Straits ferry Apollo iced in for Day 5

Straits ferry Apollo iced in for Day 5

It's Day 5 of waiting for people stranded on both sides of the Strait of Belle Isle as ice pushed inshore by high winds keeps the ferry Apollo grounded in St. Barbe.

An icebreaker was sent to the area Thursday, but ferry crossings were cancelled again because of ice conditions.

"Mother nature will throw this stuff at you once in a while," Labrador Marine manager Dave Leyden told the Corner Brook Morning Show. 

"There has been no possibility of crossing at all this week. [Last] Friday was a hard crossing — we had two ice breakers with us and it still took 14 to 15 hours." 

The extreme ice pressure was caused when sustained northerly winds blew ice from Labrador into the Strait of Belle Isle. Westerly winds then compacted the ice into the shore at St. Barbe. 

Leyden said some passengers have chosen to leave their cars and fly to Labrador, while others have had no choice but to wait. 

"Those people are still in hotels. Once we are finally able to move we will make those people a priority."

Changing winds

Things began to look up overnight Wednesday as winds began to shift from the east, with gale force winds from the north east scheduled for Thursday, but Rebecca Acton-Bond, a spokesperson for the Department of Fisheries and Oceans, said the weather still poses challenges.  

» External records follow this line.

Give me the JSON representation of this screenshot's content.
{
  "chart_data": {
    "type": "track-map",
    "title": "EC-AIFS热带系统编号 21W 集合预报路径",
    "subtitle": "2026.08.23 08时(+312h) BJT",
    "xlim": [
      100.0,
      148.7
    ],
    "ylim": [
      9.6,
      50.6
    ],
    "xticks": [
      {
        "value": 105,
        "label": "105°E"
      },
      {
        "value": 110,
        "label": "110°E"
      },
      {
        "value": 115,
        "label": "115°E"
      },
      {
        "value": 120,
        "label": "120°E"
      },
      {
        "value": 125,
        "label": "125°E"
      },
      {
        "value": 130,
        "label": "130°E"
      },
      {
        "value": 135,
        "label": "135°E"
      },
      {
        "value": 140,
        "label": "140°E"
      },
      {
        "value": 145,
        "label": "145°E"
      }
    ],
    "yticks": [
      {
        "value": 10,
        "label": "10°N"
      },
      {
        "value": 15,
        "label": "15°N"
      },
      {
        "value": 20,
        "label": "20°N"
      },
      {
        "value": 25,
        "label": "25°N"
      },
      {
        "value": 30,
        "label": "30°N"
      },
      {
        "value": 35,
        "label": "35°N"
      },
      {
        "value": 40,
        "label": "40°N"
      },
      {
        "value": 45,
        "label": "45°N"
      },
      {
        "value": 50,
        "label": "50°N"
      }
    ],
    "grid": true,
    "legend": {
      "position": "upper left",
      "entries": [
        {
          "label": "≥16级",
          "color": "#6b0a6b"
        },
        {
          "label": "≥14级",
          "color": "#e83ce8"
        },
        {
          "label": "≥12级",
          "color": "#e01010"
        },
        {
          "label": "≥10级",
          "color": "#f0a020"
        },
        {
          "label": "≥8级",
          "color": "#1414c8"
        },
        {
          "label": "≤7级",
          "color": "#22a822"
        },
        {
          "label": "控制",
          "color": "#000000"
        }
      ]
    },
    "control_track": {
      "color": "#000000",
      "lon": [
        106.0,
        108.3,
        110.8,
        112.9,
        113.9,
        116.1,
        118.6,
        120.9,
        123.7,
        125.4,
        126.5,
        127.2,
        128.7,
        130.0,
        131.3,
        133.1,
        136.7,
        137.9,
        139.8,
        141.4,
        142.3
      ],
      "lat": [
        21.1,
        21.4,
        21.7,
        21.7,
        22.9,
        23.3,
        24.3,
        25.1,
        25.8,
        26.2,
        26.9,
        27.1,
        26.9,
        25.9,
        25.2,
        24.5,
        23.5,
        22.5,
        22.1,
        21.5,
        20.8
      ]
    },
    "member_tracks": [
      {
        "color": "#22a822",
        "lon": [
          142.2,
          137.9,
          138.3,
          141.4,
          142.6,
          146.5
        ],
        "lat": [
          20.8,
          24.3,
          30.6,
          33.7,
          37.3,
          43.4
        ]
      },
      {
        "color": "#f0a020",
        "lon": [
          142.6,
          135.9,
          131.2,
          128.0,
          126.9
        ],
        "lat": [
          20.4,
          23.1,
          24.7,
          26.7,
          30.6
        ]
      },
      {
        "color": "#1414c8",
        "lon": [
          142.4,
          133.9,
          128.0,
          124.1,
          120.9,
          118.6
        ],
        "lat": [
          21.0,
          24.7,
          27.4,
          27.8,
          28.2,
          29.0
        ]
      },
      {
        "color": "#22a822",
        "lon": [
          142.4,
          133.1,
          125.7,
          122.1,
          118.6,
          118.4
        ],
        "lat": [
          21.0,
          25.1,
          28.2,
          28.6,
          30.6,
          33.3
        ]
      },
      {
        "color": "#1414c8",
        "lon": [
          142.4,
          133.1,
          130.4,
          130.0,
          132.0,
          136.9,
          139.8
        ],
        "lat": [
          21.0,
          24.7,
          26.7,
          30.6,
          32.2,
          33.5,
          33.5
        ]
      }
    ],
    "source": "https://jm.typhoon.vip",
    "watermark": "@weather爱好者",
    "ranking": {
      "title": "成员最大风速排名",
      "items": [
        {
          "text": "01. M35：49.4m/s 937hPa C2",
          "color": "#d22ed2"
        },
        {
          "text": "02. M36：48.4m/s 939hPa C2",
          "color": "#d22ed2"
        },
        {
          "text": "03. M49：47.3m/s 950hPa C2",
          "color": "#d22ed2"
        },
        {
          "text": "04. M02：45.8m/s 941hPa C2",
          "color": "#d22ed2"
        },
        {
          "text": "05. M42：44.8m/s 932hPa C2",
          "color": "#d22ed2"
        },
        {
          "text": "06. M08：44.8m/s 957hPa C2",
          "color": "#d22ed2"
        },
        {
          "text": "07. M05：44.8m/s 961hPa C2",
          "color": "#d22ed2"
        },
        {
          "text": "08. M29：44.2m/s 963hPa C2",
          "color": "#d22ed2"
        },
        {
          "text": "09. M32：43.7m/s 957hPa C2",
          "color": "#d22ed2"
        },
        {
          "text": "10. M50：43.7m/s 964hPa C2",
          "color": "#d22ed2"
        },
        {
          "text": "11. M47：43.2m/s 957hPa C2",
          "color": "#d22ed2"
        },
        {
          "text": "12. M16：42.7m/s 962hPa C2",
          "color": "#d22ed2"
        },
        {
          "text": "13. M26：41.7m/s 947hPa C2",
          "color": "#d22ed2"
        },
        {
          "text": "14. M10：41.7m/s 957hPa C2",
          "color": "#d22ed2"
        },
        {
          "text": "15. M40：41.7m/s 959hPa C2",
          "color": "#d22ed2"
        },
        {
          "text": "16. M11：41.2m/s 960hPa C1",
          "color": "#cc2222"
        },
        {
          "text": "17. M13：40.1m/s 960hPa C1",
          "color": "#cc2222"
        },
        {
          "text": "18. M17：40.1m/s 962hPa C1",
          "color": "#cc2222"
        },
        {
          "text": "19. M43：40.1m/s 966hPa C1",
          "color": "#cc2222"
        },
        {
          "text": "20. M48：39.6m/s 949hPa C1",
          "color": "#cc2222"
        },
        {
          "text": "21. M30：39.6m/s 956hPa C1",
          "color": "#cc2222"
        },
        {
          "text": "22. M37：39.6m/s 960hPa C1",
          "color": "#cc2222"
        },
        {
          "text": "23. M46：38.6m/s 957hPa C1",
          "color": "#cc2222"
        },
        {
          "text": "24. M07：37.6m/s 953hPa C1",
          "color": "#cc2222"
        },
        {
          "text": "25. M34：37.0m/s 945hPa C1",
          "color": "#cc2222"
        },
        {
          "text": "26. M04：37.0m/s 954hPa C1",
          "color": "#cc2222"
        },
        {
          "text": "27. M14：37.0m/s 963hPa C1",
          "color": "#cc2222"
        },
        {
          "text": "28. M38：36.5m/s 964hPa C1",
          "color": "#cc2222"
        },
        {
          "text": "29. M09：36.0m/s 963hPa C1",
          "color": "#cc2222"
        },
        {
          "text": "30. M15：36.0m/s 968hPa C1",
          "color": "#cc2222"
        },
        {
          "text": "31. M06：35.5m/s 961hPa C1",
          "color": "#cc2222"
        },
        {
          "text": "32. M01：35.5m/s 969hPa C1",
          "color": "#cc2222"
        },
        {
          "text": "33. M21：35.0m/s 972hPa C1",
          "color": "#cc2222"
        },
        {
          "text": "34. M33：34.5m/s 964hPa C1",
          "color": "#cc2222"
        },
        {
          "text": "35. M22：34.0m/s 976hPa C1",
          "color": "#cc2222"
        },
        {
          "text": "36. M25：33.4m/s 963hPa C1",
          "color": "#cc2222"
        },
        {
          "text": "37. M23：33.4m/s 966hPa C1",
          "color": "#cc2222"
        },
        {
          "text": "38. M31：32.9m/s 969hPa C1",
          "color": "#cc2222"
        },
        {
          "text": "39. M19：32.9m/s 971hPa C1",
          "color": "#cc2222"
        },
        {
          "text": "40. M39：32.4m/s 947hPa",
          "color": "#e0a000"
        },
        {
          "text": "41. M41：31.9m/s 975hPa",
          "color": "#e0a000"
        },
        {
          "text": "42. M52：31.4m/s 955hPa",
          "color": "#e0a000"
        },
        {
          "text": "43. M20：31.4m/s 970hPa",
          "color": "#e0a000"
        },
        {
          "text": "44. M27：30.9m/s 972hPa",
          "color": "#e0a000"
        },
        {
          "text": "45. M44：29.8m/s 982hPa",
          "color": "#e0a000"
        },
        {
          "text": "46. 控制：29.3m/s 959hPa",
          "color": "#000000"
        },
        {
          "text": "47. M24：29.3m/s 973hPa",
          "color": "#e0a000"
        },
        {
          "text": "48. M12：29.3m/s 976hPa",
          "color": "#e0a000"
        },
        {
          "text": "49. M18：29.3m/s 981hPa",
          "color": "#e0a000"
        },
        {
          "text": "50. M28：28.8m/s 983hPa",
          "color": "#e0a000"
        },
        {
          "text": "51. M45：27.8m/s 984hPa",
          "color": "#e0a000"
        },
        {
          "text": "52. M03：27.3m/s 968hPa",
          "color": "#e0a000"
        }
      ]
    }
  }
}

"It's a perfect storm of bad weather and pressure for the Apollo. We're really at the mercy of Mother Nature until she shifts the wind direction the other way. Because the wind has been blowing from the west for so long, it's going to take a while to relieve that pressure."

Dave Leyden said Labrador Marine is staying on top of the situation.

"We've got an ice breaker on the way up there. They are going to be there mid-morning and they will assess the situation, but we have to make sure it's safe to get the vessel off the dock," said Leyden on Thursday morning.

"As soon as we're able to go we'll be moving right away. People need to keep an eye on the updates, because the situation can change."

Travellers are encouraged to visit labradormarine.com for the latest information.